Psicologia generale, II parziale
Lezione 27/05/25
Cronometria mentale
Lo studio del tempo di reazione è una pratica molto diffusa.
Donders, il primo a formulare il metodo sottrattivo per il calcolo del tempo di reazione in
almeno 3 condizioni possibili. La cronometria mentale è una metodologia che ti permette di
misurare il tempo, parametro che ti da info sui processi mentali. Puoi studiare i processi
mentale con diversi metodi: studi di neuro immagine, il tempo nel dominio del EEG, a livello
di comportamento quindi con il tempo di reazione.

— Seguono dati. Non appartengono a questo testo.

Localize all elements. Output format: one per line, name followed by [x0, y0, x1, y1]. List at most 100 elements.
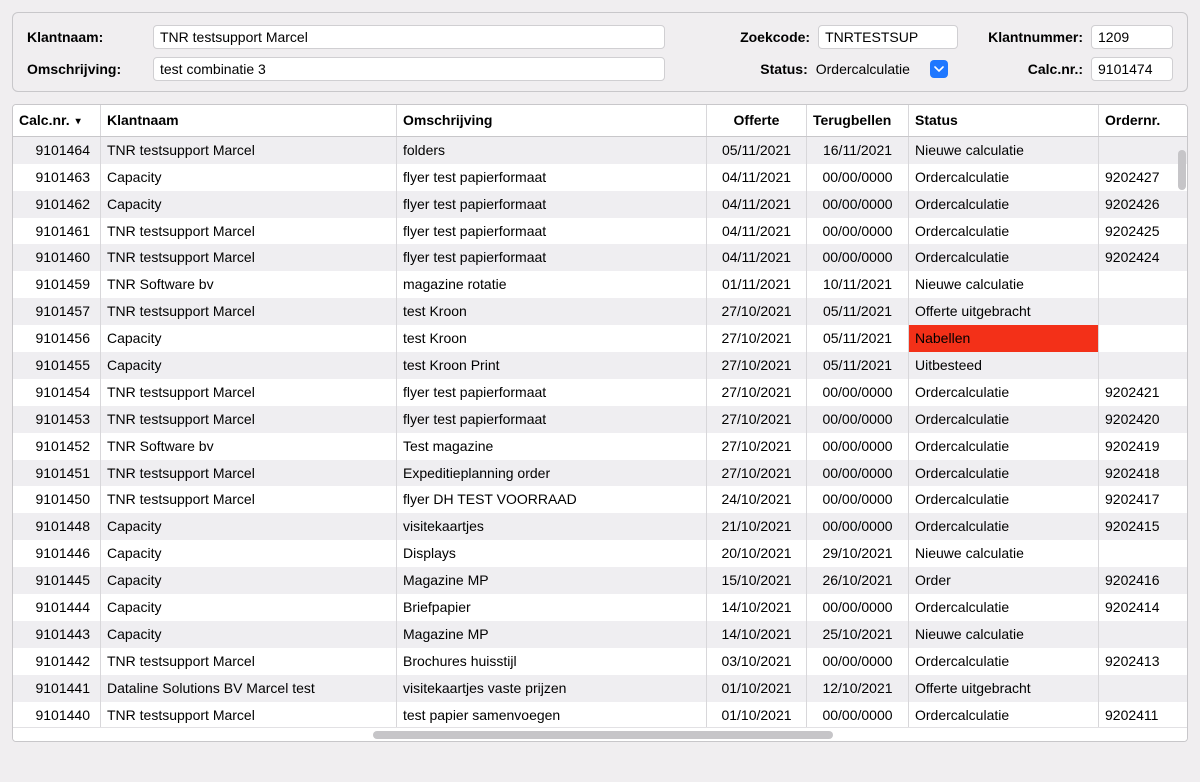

Misuri il lasso di tempo che intercorre tra l’emissione dello stimolo e l’inizio della riposta. A
seconda della complessità del compito richiesto il tempo di reazione veicola informazioni di
tipo diverse.
Compito di tempo di reazione semplice: fissazione sulla croce di uno schermo, a un
certo punto compare uno stimolo; nel momento in cui compare lo stimolo bisogna
premere un tasto in modo veloce e accurato. Viene dato un intervallo con il quale
arriva lo stimolo, tempistica decisa dallo sperimentatore per non portare al
partecipante di darsi un timer interno per dare una risposta, per non fargli fare
un’aspettativa.
il tempo di reazione riflette il tempo di esecuzione motoria.
Compio di tempo di reazione di discriminazione: c’è una croce di fissazione e un
intervallo variabile prima della comparsa degli stimoli. Bisogna discriminare tra due o
più stimoli.
Nel momento in cui devo compiere un azione in cui posso utilizzare entrambe le mani
e decido quale utilizzare, scatta un processo inibitorio nella corteccia corrispondente
alla mano opposta.
Una volta selezionato l’effettore (la mano che utilizzerò) devi eseguire l’operazione.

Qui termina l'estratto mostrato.